"Wild Target" takes aim at various styles and genres and misses the mark every time.
Ostensibly, it's intended to be a comedy — a remake of a 1993 French farce, to be specific. But it's tonally off from the first moments and never recovers, never finds a comfortable, natural groove. Director Jonathan Lynn, whose hit-and-miss filmography includes "My Cousin Vinny," "Clue" and "Nuns on the Run," strains at screwball laughs, with zany, over-the-top musical cues. The dark humor always falls flat, the romance is completely implausible and the heartwarming, life-affirming ending is glaringly out of place.
Worst of all, "Wild Target" is never funny. Not. One. Time.
It's also a waste of a solid cast, led by Bill Nighy and Emily Blunt and featuring Eileen Atkins and Rupert Everett. Another Rupert — Grint, of the "Harry Potter" movies — is all grown up here but has no real purpose; he's just along for the would-be madcap ride.
Nighy stars as Victor Maynard, a fastidious British assassin who lives alone, carrying on the family business of killing at the urging of his demanding mother (Atkins). His latest target is Rose (Blunt), a bohemian con artist who has crossed a crime boss and art collector (Everett) by trying to sell him a fake Rembrandt. But once Victor starts following her and watching the effortless way she steals from and deceives everyone she meets, he's smitten and finds he can't do the job. And who could blame him? Soon after they meet, she squats to pee in a parking garage because she's nervous that's someone's out to get her. That's the idea of edgy humor in "Wild Target."
Instead, Victor and Rose end up on the run together with Grint's slacker character, Tony, in tow because ... well, because he crosses paths with them and accidentally shoots a guy, and Victor needs an apprentice because the script calls for one. Only Tony and Rose don't realize they're hiding out with an assassin; they think Victor is an undercover detective.
And so the bodies pile up as they scurry about London; once they head out to Victor's home in the country, they forge an awkward and constantly changing threesome. Sometimes in Lucinda Coxon's script, it's suggested that Victor might be gay and attracted to Tony. Just as quickly and jarringly, Rose falls for Victor, and eventually the two are professing their love for each other at gunpoint, in French.
That these two fine actors nonetheless have zero chemistry with each other is just part of the problem; their relationship is also a flimsy plot contrivance. After only a couple of days together, Rose not only has insights into Victor's personality flaws ("You really don't know anything about yourself, do you?"), she also cares enough to share them.
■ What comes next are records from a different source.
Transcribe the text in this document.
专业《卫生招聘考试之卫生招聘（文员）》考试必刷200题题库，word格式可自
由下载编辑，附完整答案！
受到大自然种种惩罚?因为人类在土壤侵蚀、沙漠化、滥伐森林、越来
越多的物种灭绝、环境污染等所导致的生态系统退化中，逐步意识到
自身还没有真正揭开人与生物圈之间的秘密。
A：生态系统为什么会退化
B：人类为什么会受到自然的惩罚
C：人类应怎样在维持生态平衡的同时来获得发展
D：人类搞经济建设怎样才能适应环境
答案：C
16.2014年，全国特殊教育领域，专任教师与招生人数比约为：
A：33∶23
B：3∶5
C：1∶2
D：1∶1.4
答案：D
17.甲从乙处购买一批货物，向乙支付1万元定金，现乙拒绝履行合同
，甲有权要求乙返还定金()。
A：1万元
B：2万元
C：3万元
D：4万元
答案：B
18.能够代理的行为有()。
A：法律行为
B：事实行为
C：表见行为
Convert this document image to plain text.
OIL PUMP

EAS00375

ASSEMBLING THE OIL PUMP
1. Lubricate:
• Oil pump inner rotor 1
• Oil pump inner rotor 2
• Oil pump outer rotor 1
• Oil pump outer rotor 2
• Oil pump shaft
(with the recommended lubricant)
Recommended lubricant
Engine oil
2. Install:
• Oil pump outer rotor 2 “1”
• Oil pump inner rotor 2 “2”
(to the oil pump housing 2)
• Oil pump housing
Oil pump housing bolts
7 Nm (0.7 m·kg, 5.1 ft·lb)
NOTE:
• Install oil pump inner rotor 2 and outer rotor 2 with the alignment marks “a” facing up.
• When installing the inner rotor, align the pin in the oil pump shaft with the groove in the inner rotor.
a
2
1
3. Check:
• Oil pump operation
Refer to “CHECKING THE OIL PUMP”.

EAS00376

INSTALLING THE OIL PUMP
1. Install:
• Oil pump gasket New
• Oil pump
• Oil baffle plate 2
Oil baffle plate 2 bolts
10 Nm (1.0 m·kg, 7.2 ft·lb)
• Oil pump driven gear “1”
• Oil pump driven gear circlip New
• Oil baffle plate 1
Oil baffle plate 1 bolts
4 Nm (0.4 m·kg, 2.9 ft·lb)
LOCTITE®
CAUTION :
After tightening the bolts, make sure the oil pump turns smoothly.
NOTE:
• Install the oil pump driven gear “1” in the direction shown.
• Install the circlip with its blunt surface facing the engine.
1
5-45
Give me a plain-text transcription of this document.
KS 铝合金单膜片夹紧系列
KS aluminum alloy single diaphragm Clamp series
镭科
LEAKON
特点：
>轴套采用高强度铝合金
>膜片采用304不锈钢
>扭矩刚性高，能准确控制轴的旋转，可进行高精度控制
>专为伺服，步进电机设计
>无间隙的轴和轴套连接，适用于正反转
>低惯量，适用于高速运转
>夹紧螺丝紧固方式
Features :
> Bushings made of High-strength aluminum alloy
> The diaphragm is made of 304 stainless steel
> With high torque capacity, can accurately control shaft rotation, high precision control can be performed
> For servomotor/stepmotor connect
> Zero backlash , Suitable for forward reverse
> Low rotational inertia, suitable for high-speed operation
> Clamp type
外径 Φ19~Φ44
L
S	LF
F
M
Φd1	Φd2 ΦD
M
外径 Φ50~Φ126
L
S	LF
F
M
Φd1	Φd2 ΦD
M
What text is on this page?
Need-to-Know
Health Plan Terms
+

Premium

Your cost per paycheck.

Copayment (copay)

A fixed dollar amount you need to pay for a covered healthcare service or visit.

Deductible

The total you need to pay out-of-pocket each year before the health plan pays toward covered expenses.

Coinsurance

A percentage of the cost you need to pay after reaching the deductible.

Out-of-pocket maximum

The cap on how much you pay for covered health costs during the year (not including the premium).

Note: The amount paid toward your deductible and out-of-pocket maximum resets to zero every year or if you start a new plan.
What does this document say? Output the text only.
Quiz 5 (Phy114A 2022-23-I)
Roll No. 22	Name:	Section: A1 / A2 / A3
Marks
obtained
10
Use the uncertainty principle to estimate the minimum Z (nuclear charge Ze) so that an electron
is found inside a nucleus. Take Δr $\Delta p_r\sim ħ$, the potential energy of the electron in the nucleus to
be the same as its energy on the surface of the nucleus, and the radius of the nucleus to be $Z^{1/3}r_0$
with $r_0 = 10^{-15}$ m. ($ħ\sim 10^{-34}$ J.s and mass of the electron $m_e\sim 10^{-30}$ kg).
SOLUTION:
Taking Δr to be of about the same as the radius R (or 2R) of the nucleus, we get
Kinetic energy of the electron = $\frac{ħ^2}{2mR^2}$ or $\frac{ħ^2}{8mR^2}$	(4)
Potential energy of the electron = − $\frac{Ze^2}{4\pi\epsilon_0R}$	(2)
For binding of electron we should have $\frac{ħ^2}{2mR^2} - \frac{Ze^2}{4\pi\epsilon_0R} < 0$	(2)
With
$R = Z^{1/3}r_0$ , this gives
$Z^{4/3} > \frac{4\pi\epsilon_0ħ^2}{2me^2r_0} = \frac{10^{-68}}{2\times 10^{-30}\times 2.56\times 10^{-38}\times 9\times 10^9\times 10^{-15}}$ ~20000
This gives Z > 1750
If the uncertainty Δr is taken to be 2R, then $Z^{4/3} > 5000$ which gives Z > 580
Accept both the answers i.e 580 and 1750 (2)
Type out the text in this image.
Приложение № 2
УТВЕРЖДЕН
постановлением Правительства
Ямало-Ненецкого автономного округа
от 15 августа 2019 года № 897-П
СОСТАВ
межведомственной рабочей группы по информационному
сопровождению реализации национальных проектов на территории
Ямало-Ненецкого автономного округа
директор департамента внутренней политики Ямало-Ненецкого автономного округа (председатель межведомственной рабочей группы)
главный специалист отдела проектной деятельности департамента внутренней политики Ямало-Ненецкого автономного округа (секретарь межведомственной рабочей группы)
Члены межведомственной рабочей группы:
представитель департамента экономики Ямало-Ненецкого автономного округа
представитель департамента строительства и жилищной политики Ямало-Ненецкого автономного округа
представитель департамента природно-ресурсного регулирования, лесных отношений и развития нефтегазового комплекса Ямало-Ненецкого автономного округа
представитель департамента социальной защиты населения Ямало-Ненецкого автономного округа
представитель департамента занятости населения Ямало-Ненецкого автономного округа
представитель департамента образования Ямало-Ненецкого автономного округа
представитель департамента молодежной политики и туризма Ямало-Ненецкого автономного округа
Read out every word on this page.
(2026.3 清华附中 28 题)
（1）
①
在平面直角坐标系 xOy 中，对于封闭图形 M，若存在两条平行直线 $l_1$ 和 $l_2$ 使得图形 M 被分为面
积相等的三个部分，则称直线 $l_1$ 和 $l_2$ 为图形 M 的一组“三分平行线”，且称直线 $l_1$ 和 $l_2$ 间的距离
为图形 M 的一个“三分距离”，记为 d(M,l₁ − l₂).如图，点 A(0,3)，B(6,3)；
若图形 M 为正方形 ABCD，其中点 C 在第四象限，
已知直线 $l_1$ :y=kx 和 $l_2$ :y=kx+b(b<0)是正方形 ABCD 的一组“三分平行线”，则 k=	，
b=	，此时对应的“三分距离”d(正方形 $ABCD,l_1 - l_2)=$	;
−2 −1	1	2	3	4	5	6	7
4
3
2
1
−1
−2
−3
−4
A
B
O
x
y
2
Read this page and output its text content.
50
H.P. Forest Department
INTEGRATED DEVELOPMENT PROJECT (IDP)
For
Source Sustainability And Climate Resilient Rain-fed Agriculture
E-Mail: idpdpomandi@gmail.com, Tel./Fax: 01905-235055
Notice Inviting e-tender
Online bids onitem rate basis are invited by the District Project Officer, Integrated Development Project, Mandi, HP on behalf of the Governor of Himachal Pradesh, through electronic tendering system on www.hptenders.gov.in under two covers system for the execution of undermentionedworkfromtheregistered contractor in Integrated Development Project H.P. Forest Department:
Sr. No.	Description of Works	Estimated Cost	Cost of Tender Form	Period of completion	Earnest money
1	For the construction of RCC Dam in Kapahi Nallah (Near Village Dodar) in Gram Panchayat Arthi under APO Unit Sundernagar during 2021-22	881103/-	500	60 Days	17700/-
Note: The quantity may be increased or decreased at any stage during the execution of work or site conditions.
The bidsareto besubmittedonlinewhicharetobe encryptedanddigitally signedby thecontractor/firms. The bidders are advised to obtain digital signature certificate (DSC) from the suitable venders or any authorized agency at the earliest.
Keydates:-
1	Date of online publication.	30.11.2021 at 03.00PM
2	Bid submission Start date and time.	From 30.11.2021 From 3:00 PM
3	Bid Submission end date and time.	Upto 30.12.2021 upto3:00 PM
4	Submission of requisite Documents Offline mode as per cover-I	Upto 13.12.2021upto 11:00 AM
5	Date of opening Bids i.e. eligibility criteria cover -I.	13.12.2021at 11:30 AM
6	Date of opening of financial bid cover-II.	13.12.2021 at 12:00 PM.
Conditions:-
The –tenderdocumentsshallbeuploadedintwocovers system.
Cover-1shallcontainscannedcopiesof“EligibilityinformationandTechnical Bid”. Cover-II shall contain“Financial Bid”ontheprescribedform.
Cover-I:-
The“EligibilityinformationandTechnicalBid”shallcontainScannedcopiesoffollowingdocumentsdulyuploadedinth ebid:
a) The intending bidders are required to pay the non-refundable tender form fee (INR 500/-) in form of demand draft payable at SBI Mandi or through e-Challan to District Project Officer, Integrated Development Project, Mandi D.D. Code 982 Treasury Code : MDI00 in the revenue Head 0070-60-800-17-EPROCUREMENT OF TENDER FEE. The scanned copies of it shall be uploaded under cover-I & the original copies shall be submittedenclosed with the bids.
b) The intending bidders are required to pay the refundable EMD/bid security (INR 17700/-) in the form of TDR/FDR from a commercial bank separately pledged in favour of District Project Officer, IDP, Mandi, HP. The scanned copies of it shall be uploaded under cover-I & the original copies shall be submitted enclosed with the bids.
And the makeshift birthday celebration Rose and Tony throw for Victor does nothing to convince us of their group bond. Still, there they are, knocking back champagne, doing the limbo and dancing around in silly hats in a painfully awkward montage of forced happiness.
Blunt gets to wear a super-cute, retro party dress for the occasion, though. Actually, her whole wardrobe is stylish, which only calls to mind her sharp work in "The Devil Wears Prada" and makes it glaringly obvious that she, and all the actors involved, have had better opportunities to nail their targets.